Karine Avagyan: You are a composer and a pianist. Are you more of a composer or a pianist? In which field do you feel you are more successful and professional?

Tatev Amiryan: Composing has always been first for me since it gives me a great opportunity to express myself. I believe I can consider myself equally professional in both fields since I have been a composer and a pianist for nearly two decades.

Karine Avagyan: Your works are performed by you and others. Whose performance would you set aside?

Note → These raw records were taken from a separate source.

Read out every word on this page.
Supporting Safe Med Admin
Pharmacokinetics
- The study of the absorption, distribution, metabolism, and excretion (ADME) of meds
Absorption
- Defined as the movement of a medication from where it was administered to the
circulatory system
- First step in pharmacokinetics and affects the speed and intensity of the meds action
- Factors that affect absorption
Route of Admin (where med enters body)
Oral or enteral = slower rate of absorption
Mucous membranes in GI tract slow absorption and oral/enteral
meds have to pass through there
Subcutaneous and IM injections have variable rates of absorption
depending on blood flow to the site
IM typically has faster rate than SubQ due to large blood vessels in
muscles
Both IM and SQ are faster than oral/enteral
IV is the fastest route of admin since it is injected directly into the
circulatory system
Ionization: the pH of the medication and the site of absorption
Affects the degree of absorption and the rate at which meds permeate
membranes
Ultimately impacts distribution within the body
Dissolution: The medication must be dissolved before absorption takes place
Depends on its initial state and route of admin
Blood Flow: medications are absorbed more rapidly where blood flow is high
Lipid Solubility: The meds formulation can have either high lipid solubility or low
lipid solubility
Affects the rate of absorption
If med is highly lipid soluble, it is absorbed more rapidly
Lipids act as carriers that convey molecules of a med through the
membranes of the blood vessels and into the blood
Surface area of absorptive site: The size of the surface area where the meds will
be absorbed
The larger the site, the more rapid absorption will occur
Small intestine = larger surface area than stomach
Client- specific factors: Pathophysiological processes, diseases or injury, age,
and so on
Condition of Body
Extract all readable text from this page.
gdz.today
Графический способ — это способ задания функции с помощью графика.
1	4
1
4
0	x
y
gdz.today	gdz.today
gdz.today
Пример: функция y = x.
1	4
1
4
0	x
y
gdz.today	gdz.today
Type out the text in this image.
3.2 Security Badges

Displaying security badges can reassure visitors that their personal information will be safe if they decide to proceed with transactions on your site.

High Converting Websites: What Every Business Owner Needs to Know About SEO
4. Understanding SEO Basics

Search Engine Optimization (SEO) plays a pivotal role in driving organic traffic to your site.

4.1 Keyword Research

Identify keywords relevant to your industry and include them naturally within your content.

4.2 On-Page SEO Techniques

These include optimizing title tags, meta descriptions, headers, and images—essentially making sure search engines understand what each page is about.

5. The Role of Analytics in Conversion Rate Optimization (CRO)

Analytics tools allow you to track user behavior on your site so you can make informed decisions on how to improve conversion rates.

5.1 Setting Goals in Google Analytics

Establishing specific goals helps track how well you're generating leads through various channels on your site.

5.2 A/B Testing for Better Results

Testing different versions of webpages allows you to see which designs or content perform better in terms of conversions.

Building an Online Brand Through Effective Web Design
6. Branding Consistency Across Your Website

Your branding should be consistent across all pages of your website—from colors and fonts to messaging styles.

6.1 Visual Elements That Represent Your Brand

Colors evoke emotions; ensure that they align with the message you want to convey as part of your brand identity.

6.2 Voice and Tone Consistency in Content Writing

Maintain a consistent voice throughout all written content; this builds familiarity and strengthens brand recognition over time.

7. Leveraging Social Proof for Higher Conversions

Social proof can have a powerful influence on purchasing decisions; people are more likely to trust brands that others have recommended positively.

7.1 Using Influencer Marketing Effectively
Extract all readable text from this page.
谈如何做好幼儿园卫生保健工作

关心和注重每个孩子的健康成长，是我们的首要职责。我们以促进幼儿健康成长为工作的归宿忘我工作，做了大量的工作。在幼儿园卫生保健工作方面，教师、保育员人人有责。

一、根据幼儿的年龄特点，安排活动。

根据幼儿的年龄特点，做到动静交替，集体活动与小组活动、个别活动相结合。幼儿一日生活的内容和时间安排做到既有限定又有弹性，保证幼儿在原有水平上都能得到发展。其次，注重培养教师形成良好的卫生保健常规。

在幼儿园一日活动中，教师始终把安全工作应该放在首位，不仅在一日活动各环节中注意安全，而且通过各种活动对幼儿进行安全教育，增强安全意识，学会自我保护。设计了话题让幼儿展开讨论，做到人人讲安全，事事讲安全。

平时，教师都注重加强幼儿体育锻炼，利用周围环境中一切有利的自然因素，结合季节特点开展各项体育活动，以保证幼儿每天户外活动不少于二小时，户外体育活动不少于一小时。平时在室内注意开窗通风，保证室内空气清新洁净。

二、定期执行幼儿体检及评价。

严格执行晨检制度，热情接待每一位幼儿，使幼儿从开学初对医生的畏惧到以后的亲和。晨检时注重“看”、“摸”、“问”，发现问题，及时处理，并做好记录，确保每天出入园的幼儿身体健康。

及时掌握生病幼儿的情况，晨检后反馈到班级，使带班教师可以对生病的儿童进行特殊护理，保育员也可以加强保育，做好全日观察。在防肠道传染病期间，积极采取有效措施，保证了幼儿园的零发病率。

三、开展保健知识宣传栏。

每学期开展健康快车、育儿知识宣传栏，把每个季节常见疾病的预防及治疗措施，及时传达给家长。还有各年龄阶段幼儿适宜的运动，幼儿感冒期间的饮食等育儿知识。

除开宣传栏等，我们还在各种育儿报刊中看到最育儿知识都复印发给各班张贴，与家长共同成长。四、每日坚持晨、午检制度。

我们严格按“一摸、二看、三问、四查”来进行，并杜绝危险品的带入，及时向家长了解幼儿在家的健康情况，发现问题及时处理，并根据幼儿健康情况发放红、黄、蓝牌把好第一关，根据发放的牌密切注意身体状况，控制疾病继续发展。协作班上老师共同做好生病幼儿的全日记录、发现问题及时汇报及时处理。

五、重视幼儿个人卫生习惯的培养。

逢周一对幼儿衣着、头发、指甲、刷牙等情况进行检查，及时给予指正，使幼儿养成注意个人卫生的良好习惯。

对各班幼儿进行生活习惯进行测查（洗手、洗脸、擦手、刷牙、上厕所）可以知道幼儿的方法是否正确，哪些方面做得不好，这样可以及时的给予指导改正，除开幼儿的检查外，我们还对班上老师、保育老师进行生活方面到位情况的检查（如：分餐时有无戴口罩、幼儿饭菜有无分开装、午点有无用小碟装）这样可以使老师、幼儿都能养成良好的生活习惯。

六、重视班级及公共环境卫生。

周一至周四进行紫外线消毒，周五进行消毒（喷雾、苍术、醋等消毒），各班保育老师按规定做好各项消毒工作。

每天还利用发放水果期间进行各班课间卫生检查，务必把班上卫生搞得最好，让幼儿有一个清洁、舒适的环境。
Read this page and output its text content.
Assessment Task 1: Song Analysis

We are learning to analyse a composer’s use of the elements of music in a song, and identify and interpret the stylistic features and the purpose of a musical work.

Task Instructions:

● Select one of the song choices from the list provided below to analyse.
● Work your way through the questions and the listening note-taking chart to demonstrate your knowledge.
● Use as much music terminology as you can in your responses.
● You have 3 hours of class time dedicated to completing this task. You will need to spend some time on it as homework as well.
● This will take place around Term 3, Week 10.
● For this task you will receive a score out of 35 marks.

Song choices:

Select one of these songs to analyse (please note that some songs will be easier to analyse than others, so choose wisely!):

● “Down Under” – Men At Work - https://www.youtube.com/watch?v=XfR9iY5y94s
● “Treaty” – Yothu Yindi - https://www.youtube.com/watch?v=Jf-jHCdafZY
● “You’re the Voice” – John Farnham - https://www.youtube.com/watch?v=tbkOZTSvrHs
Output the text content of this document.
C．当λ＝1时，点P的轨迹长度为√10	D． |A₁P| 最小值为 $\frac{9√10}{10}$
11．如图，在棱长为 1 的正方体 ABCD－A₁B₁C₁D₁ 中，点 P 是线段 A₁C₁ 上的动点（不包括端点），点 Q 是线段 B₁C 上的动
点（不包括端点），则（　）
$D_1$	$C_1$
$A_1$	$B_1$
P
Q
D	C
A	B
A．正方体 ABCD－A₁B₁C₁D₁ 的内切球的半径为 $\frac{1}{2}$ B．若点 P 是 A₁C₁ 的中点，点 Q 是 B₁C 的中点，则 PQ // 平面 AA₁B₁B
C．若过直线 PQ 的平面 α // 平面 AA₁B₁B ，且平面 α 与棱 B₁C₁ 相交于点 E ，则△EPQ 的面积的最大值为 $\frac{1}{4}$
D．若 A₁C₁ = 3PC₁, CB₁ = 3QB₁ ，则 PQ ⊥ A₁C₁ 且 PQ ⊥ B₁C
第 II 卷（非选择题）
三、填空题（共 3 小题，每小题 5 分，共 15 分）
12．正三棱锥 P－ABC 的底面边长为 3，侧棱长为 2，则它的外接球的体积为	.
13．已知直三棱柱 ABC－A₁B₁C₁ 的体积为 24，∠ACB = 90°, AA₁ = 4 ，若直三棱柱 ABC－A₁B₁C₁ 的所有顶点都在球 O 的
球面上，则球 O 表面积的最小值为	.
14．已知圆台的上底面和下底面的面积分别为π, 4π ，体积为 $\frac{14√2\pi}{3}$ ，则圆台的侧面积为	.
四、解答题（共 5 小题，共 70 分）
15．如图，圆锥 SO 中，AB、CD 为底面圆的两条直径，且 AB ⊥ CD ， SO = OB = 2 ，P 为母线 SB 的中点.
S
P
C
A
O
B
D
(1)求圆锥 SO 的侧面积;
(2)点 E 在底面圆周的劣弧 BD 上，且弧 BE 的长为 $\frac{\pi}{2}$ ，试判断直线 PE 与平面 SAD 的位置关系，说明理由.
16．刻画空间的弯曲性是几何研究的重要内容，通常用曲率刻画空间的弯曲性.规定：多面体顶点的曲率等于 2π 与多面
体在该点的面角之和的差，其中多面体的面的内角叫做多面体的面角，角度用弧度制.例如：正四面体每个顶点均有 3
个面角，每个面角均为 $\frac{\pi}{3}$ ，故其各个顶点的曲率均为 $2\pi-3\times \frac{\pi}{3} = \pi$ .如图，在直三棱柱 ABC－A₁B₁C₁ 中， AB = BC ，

Tatev Amiryan: As a pianist, I am very meticulous, especially when it comes to the performance of my piano works, and it is not always that I am fully satisfied with the interpretations of other performers. I have collaborated with many renowned Armenian and foreign pianists, and the most successful collaboration has been with Armenian pianist and Merited Artist of the Republic of Armenia Haik Melikyan. As an Armenian pianist, he has the best sense of my music and performs it in the most correct way. I would also like to set aside the performances by American pianist Jeffrey Jacob and Japanese pianist Yuko Yoshioka.

Karine Avagyan: I am aware that you also gave a concert dedicated to the Centennial of the Armenian Genocide. Could you tell us about that?

Tatev Amiryan: I have given concerts during the charity events held at Armenian churches in Northern California. I have also delivered lectures and given concerts at the University of Florida and the University of Connecticut as a guest artist. My dissertation, which is an extensive composition for the piano and string orchestra, was also devoted to the Centennial of the Armenian Genocide. I defended it in 2016 and was conferred the ranking of Doctor of Musical Arts by the University of Missouri.

I must also mention that my work “Waiting For the Dawn” was included in Haik Melikyan’s album “Echoes of Altar”, which is dedicated to the Centennial of the Armenian Genocide and was released in partnership with the RA Ministry of Diaspora.

Karine Avagyan: You collaborate with Merited Artist of the Republic of Armenia, famous pianist Haik Melikyan and have released the DVD called “Ortus” (Source). What songs are featured on the DVD? Could you please give us a historical background?

Tatev Amiryan: I was lucky to start collaborating with Haik Melikyan in 2012 when he offered me to compose a song specifically for him. After that, he has performed my works several times in Armenia and various countries across Europe. Since he was already somewhat familiar with my works and had performed and recorded some of them, we felt the need to combine them in one album. We decided to call the album “Ortus” since it was my first album and symbolized the beginning of something new. The album features all the piano works of the past years in chronological order.

Karine Avagyan: Which composer’s classical, symphonic and jazz compositions are closer to your heart?

Tatev Amiryan: I have trouble setting aside specific composers since there are many of them, but a composer/performer whose music derives from the origins of a nation that I would like to distinguish is particularly 20th century Hungarian composer and pianist Bela Bartok, whom I consider a composer and pianist like me and whose music has taught me a lot. American composer and pianist George Gershwin has also been a big inspiration for me with his unique performances of jazz music.

Karine Avagyan: You studied in the United States and you live and compose in the United States, but where is your heart?

Tatev Amiryan: I consider the United States my second homeland since it provided me with favorable conditions to live and compose and become successful, but the most precious and the most familiar corner in the world for me is Armenia-the land that gave me life and national belonging. Armenia is my home to which I will always return.